RAL Tier1 weekly operations Overview 20090706
Contents
Overview of Milestones and Metrics
Key High Level dates
- LHC schedule delayed 3 weeks. We now expect first beam in October and first collisions some time in November.
- There will be no formal change in WLCG planning for data taking until the WLCG workshop on 9th July however in the light of
the above delay we will delay our freeze date to 31st August.
- Data taking then expected to continue (with a 2 week stop for Christmas) through much of 2010. Alternative scenarios are being discussed.

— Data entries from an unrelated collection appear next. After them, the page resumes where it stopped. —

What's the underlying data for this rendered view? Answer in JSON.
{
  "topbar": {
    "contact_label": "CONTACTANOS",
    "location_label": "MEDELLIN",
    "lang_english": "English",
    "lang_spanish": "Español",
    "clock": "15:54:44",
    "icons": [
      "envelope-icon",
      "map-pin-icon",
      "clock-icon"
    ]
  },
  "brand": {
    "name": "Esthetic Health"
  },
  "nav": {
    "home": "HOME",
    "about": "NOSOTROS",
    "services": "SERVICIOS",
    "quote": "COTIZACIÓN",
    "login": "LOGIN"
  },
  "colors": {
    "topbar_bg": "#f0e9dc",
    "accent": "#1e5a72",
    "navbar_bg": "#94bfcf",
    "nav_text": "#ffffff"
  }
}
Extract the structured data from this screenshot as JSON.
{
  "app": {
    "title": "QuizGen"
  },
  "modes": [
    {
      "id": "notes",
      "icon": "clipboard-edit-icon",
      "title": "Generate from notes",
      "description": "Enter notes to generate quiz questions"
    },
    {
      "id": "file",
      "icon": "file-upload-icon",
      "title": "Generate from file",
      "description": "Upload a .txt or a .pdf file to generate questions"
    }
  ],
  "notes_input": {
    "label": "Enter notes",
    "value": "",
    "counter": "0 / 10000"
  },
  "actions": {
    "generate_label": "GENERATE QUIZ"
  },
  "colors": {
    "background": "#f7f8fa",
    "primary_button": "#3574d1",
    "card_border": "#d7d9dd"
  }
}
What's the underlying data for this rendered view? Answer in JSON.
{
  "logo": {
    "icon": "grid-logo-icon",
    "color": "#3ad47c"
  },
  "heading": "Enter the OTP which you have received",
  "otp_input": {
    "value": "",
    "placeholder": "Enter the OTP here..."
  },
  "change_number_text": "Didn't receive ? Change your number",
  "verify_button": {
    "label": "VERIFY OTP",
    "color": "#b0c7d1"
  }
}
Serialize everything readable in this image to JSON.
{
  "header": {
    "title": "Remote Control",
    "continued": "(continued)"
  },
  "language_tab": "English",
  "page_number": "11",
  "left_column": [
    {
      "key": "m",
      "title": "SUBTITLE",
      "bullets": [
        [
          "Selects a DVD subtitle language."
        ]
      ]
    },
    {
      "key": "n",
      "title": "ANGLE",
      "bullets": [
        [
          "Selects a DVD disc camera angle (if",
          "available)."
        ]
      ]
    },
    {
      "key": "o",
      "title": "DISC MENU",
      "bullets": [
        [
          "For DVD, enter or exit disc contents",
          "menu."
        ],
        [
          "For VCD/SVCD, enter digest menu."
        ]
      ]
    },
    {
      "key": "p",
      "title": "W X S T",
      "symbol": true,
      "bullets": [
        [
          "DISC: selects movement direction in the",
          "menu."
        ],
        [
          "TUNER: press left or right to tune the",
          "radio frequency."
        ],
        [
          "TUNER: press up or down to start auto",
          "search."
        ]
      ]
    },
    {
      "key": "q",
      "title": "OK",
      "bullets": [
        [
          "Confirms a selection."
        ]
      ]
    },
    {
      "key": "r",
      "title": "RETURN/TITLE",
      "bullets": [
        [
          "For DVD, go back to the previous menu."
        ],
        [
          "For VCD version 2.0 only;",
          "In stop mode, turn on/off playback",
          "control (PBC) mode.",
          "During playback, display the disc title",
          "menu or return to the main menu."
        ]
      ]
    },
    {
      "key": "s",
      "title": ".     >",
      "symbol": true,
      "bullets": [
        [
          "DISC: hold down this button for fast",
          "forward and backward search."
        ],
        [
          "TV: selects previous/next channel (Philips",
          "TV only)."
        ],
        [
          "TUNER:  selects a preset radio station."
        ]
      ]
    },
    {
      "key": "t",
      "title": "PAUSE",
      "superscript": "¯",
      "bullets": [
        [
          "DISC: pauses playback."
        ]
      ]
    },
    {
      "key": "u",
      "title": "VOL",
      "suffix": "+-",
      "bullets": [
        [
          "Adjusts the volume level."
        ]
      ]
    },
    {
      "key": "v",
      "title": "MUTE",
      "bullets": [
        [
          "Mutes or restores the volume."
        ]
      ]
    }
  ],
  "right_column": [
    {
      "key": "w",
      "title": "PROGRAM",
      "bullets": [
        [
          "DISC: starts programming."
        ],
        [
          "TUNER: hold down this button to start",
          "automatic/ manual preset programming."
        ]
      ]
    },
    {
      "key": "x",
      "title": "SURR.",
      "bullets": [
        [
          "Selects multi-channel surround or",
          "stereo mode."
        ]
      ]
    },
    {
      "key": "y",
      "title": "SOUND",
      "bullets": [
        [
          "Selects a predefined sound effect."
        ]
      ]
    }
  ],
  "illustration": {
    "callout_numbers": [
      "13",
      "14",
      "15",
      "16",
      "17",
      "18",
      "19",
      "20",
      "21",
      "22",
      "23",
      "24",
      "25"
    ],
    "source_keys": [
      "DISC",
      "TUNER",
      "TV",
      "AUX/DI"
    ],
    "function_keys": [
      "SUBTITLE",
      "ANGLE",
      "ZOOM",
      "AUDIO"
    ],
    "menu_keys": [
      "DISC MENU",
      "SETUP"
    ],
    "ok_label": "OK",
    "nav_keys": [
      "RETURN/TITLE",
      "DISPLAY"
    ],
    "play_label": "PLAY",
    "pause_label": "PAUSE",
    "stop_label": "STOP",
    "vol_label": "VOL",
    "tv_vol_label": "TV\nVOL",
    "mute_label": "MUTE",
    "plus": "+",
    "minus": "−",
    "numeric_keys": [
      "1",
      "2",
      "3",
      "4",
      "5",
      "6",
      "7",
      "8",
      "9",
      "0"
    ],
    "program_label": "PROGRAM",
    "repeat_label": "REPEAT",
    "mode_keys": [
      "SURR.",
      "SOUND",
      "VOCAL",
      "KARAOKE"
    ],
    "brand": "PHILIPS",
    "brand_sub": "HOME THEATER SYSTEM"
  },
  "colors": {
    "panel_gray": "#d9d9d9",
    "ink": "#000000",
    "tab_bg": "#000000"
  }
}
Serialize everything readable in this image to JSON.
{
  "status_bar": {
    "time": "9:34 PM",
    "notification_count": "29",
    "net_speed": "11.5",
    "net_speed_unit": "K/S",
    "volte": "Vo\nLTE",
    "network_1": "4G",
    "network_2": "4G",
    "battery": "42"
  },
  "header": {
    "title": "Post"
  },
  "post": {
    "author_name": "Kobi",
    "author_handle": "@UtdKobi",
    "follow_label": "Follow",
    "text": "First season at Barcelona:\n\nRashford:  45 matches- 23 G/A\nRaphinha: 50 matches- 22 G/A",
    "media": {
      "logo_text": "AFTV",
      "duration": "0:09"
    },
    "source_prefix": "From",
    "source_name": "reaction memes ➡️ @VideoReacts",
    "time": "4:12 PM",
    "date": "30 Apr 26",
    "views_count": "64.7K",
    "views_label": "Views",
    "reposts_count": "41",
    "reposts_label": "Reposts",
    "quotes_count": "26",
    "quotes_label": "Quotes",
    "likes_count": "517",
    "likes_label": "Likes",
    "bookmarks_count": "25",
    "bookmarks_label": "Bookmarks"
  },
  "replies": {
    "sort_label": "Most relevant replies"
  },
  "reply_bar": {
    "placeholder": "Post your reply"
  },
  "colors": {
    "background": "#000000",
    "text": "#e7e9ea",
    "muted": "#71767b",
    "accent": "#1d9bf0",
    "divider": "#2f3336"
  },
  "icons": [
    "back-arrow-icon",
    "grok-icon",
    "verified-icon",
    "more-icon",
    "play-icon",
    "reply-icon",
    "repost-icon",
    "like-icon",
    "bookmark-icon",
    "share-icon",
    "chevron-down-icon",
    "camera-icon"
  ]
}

- Machine room migration of the Tier-1 has finished.
Key Metrics
Owner | Description | Target | Achieved |
---|---|---|---|
Gareth Smith | Overall Tier-1 SAM Availability (last week) | 97% | 0% |
Gareth Smith | Alice SAM Availability (May) | 97% | 60% |
Gareth Smith | ATLAS SAM Availability (May) | 97% | 80% |
Gareth Smith | CMS SAM availability (May) | 97% | 77% |
Gareth Smith | LHCB SAM availability (May) | 97% | 84% |
Andrew Sansum | Fraction of Tier-1 Staff in Post (May) | 93% | 103% |
Gareth Smith | Number of days where called out (last spreadsheet full week) | 3 | |
Matt Hodges | Percentage met of UB allocation of disk (May) | 100% | 91% |
Matt Hodges | Job Efficiency (May) | 85% | 81% |
Matt Hodges | Farm Occupancy (May) | 85% | 43% |
Matt Viljoen | Number of >Severe CASTOR Incidents (May) | 6 | 1 |
Availability was poor in May. There was a major CASTOR upgrade to the database RAID controllers that overran. There were also a number of network interventions to upgrade the C300 switch. One of these caused severe disruption to CASTOR over much of the day.
Key Production Milestones
A planning meeting has been impossible to schedule and is also impossible over the next two weeks. Therefore I plan to arrange for the production milestones to be added to the tasks database and will press individual task owners to set new dates in the light of the new schedule. Only then will we look at contention - if necessary we will dedicate a Monday 16:00 meeting to the subject.
R89 Migration Summary
Is complete except for the migration of the second (non-HEP) robot
High Level Schedule
Phase II Migration (Tier-1) Mon 22/06/09 Fri 03/07/09 Phase II contingency (Tier-1 Frozen) Mon 06/07/09 Fri 17/07/09 Final Update Window Mon 20/07/09 Wed 26/08/09 Tier-1 Stability Period (2) Thu 29/08/09 Fri 28/08/09 LHC First beam October? LHC Collisions November?
Note that:
- Provided stability is achieved this week, next update window can commence 13 July (1 week early)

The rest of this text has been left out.